Cow-Calf Retained Ownership Analysis and Price Forecasting Using an Online Decision-Support Tool 

Cows in a field

Introduction

Cow-calf producers must frequently decide to either sell their calves at weaning (or soon thereafter) or retain ownership of the calves through a background/growing phase (typically on harvested forages, pasture, corn stalks, or other crop residues). Then, the cattle are sold or retained in a finishing feedlot program. While the price producers might receive at weaning may be known, there is great uncertainty about what cattle prices might be at the end of the retained ownership program. The sale date may be 60 to over 200 days in the future—and much can change in that time. Uncertain prices lead to uncertain returns, which discourages many producers from considering retained ownership.

There are opportunities in Utah for cow-calf producers to retain ownership on their own farm/ranch or a neighbor’s place.

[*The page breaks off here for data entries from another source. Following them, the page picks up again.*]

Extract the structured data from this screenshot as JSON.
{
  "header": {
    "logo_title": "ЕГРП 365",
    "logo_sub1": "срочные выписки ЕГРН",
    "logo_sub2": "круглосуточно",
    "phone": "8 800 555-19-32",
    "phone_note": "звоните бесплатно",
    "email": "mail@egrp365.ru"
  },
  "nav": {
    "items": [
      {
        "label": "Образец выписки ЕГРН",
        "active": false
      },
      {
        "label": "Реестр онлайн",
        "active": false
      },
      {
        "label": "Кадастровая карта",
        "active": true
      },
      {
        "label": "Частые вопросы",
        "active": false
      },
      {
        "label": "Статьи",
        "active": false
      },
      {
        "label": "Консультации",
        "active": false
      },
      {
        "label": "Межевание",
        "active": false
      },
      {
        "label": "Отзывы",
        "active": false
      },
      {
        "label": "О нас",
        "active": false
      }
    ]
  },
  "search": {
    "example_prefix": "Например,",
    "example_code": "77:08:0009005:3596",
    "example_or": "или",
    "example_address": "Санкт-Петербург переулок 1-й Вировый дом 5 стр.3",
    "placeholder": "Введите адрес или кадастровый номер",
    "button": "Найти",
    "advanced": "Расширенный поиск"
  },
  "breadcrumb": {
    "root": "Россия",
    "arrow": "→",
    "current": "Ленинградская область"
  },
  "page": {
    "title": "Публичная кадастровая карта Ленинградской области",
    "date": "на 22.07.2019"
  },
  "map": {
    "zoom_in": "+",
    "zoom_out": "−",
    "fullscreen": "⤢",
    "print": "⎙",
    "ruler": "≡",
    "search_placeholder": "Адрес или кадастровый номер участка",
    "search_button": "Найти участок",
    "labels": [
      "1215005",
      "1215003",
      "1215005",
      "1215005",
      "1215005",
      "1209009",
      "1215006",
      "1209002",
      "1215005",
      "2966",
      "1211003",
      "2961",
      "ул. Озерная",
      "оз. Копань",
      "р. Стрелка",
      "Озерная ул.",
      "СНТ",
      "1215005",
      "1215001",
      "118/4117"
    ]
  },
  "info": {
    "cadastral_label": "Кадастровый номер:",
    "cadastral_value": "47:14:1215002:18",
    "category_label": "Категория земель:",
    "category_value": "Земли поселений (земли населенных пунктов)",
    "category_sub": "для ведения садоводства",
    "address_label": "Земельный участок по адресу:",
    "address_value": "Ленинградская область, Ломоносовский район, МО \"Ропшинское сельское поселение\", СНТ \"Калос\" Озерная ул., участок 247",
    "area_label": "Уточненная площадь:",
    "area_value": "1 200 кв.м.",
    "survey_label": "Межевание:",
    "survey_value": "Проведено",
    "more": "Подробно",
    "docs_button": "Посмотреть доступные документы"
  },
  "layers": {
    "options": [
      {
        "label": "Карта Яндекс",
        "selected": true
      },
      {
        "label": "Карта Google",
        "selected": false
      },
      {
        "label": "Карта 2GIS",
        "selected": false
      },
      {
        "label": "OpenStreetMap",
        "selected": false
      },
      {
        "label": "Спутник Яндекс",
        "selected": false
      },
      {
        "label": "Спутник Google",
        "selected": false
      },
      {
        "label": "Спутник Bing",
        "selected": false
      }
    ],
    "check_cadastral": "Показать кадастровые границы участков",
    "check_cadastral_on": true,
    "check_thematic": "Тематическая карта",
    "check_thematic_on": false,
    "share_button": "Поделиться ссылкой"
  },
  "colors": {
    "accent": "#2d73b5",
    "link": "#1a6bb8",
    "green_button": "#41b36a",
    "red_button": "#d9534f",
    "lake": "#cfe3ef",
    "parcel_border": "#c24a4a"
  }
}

There are also opportunities to retain ownership of calves in more distant locations. For example, calves may be retained in California on winter grass pastures, Oklahoma on wheat pastures, Nebraska on corn stocks, or in Colorado at a background yard. There may be uncertainty in finding partners in other states whose pasture, background, or feedlot operations are a good fit for a producer’s cattle and management/marketing goals.

This fact sheet’s two main objectives are to:

  1. Explain a method for reducing some of the uncertainty with cattle prices when the sale will occur months in the future. 
  2. Introduce a web-based decision-support tool to help cattle producers quickly analyze the potential returns and risks from various retained ownership alternatives.

1. Reducing Uncertainty: Future-Based Price Forecasts

What is the best way to predict or forecast cattle prices for next month, three months from today, or even eight months from today? One approach is to expect whatever price you last received to be the price you will next receive. This is known as a “naïve forecast,” and sometimes, it can be fairly accurate. Another is the “coffee shop method” of talking to neighbors to find a consensus on what prices might be. This method’s accuracy may depend on your “coffee shop.” Another is consulting with market experts and possibly paying fees to receive expert forecasts. Research over the last 40 years has shown that looking at Chicago Mercantile Exchange (CME) Feeder Cattle or Live Cattle futures prices and then adjusting them to your local cash price 2 level will generally provide the most accurate forecast method (Just & Rausser, 1981; Kastens et al., 1998; Poghosyan et al., 2021).

To obtain the most accurate market forecast, take the current futures market price for the time you intend to sell and adjust that by an historical fixed amount to “localize” it for the market where you plan to sell.

The futures market for cattle, like any agricultural commodity, is efficient and unbiased in the long run. The markets capture information from the last period, from multiple “coffee shops” (many individuals expressing their opinions through buying and selling the futures markets) and from the experts. No single expert or coffee shop group can consistently outperform the futures market in terms of price forecast accuracy. The most accurate forecast (identified by the three research studies already cited) tends to be obtained by taking the current futures market price for the time you intend to sell and then adjusting that by a fixed amount to “localize” it for the market where you plan to sell.

“Basis” is defined as the difference between a local cash price and the CME Feeder Cattle futures price for feeder cattle or the CME Live Cattle futures price for fed or finished cattle. The research shows that if you know the historical basis information for a given market, then your most accurate forecasts tend to be obtained by calculating the 5-year average basis and adding that number to the current CME futures price for the month in which you intend to sell.

Example

Here is a quick, practical example: Suppose it is now mid-October 2024, and you have weaned 550-pound steer calves. You planned to background these calves for 90 days and sell them in mid-January at 650 pounds. Table 1 lists the last 5-year average prices for 650-pound steers at Producers’ Livestock Auction in Salina, Utah, and the CME Feeder Cattle futures prices for January. Basis is calculated for each year, and the 5-year average basis is calculated to be:

$-1.86/cwt or $-0.0186/pound.

You look up Feeder Cattle prices from the CME website and find that the January contract is currently priced at $220.50/cwt. Using CME Feeder Cattle Futures – Quotes, you can see current prices for a specific day. Your forecast price for a 650-pound steer in Salina, Utah, is that futures price plus your historical average basis from Table 1:

$220.50 + $-1.86 = $218.64/cwt. or $2.19/pound.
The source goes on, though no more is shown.